Al someternos a lo que Él mandó, el Espíritu Santo usa esta señal externa para confirmar y aumentar nuestra fe. Es como si Dios, conociendo nuestra incredulidad y duda, nos diera una ayuda tangible. Cristo nunca mandaría algo contrario a la justicia de Dios; más bien, el mandato de bautizar es el sello de que la justicia divina ha sido satisfecha en Su sacrificio y aplicada a nuestra persona.
La Promesa: Realidad Espiritual en un Signo Material
Finalmente, y quizás lo más consolador, es que Cristo no nos dejó solo con la ley del mandato, sino que providencialmente en amor y condescendencia añadió una promesa:
“he aquí yo estoy con vosotros todos los días, hasta el fin del mundo”.
Esta promesa nos asegura perpetuamente que el Cristo que murió por nosotros es el mismo que está presente de manera espiritual cuando se administra el bautismo como señal de haber nacido de nuevo por haber creído en Jesucristo. Además que nos enseña Su efectividad pues la obra interna es tan real como el rito externo.
Digo esto porque es Dios quien vincula el bautismo con el simbolismo del lavamiento. La promesa nos garantiza que, así como el agua limpia habitualmente la suciedad del cuerpo, la sangre de Cristo ha limpiado nuestra alma de toda impureza de manera real y espiritual
“y de Jesucristo el testigo fiel, el primogénito de los muertos, y el soberano de los reyes de la tierra. Al que nos amó, y nos lavó de nuestros pecados con su sangre” Apoc. 1:5.
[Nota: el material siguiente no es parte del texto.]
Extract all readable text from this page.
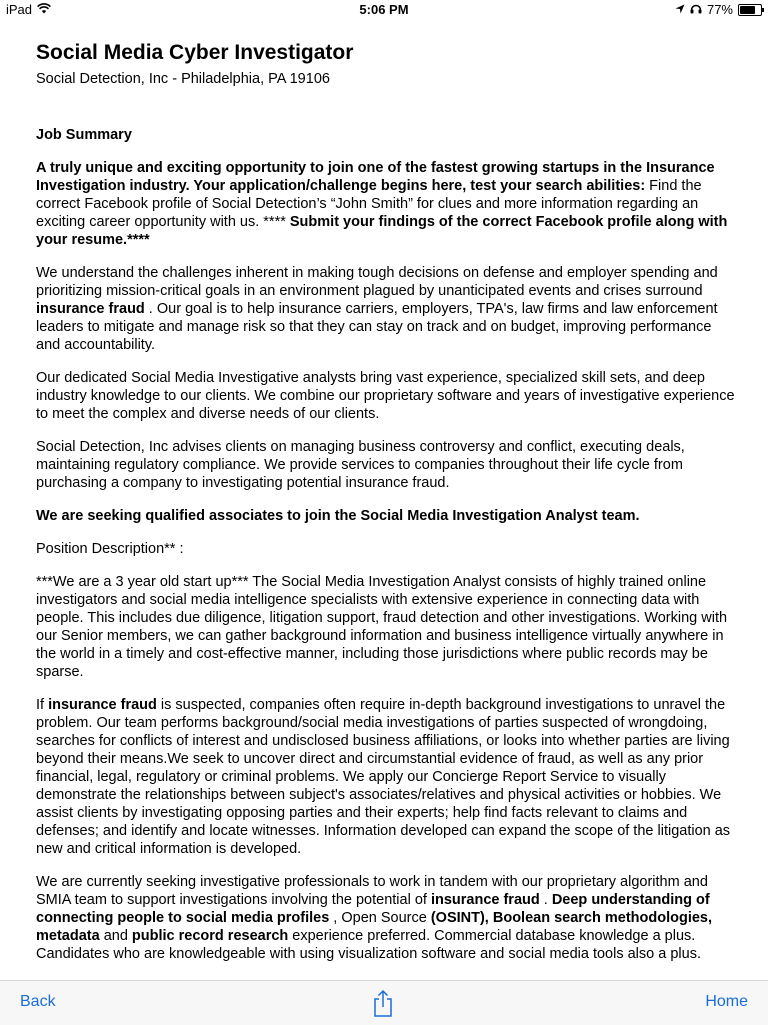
iPad	5:06 PM	77%
Social Media Cyber Investigator
Social Detection, Inc - Philadelphia, PA 19106
Job Summary

A truly unique and exciting opportunity to join one of the fastest growing startups in the Insurance Investigation industry. Your application/challenge begins here, test your search abilities: Find the correct Facebook profile of Social Detection’s “John Smith” for clues and more information regarding an exciting career opportunity with us. **** Submit your findings of the correct Facebook profile along with your resume.****

We understand the challenges inherent in making tough decisions on defense and employer spending and prioritizing mission-critical goals in an environment plagued by unanticipated events and crises surround insurance fraud . Our goal is to help insurance carriers, employers, TPA's, law firms and law enforcement leaders to mitigate and manage risk so that they can stay on track and on budget, improving performance and accountability.

Our dedicated Social Media Investigative analysts bring vast experience, specialized skill sets, and deep industry knowledge to our clients. We combine our proprietary software and years of investigative experience to meet the complex and diverse needs of our clients.

Social Detection, Inc advises clients on managing business controversy and conflict, executing deals, maintaining regulatory compliance. We provide services to companies throughout their life cycle from purchasing a company to investigating potential insurance fraud.

We are seeking qualified associates to join the Social Media Investigation Analyst team.

Position Description** :

***We are a 3 year old start up*** The Social Media Investigation Analyst consists of highly trained online investigators and social media intelligence specialists with extensive experience in connecting data with people. This includes due diligence, litigation support, fraud detection and other investigations. Working with our Senior members, we can gather background information and business intelligence virtually anywhere in the world in a timely and cost-effective manner, including those jurisdictions where public records may be sparse.

If insurance fraud is suspected, companies often require in-depth background investigations to unravel the problem. Our team performs background/social media investigations of parties suspected of wrongdoing, searches for conflicts of interest and undisclosed business affiliations, or looks into whether parties are living beyond their means.We seek to uncover direct and circumstantial evidence of fraud, as well as any prior financial, legal, regulatory or criminal problems. We apply our Concierge Report Service to visually demonstrate the relationships between subject's associates/relatives and physical activities or hobbies. We assist clients by investigating opposing parties and their experts; help find facts relevant to claims and defenses; and identify and locate witnesses. Information developed can expand the scope of the litigation as new and critical information is developed.

We are currently seeking investigative professionals to work in tandem with our proprietary algorithm and SMIA team to support investigations involving the potential of insurance fraud . Deep understanding of connecting people to social media profiles , Open Source (OSINT), Boolean search methodologies, metadata and public record research experience preferred. Commercial database knowledge a plus. Candidates who are knowledgeable with using visualization software and social media tools also a plus.

Back	Home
Me parece maravilloso que Dios utilice un elemento tan común como el agua y, al unirlo con Su Palabra, lo convierta en un instrumento que nos da certeza de que nuestra purificación y salvación se han logrado en Cristo. Aquí es importante resaltar que no es el agua la que salva, sino que es el rito externo que expresa públicamente algo que ya ha sucedido en nuestras vidas por la fe.
Conclusión: Un Ancla para la Fe que incrementa nuestra seguridad.
Por esta razón, concluyo que el bautismo debe funcionar como un ancla en medio de nuestro peregrinaje. En momentos de tentación, cuando el acusador venga a poner duda sobre tu salvación, no solo deberíamos recordar el evangelio intelectualmente, sino que podríamos mirar nuestro bautismo y meditar:
“Si Cristo me dio esta señal para asegurarme Su perdón, entonces Su promesa de lavarme con Su sangre es inquebrantable”.
Que al recordar tu bautismo, puedas crecer en la seguridad de que posees todas las bendiciones del Pacto, sabiendo que Cristo se ha inclinado hacia ti para decirte que Su sacrificio es tuyo personalmente.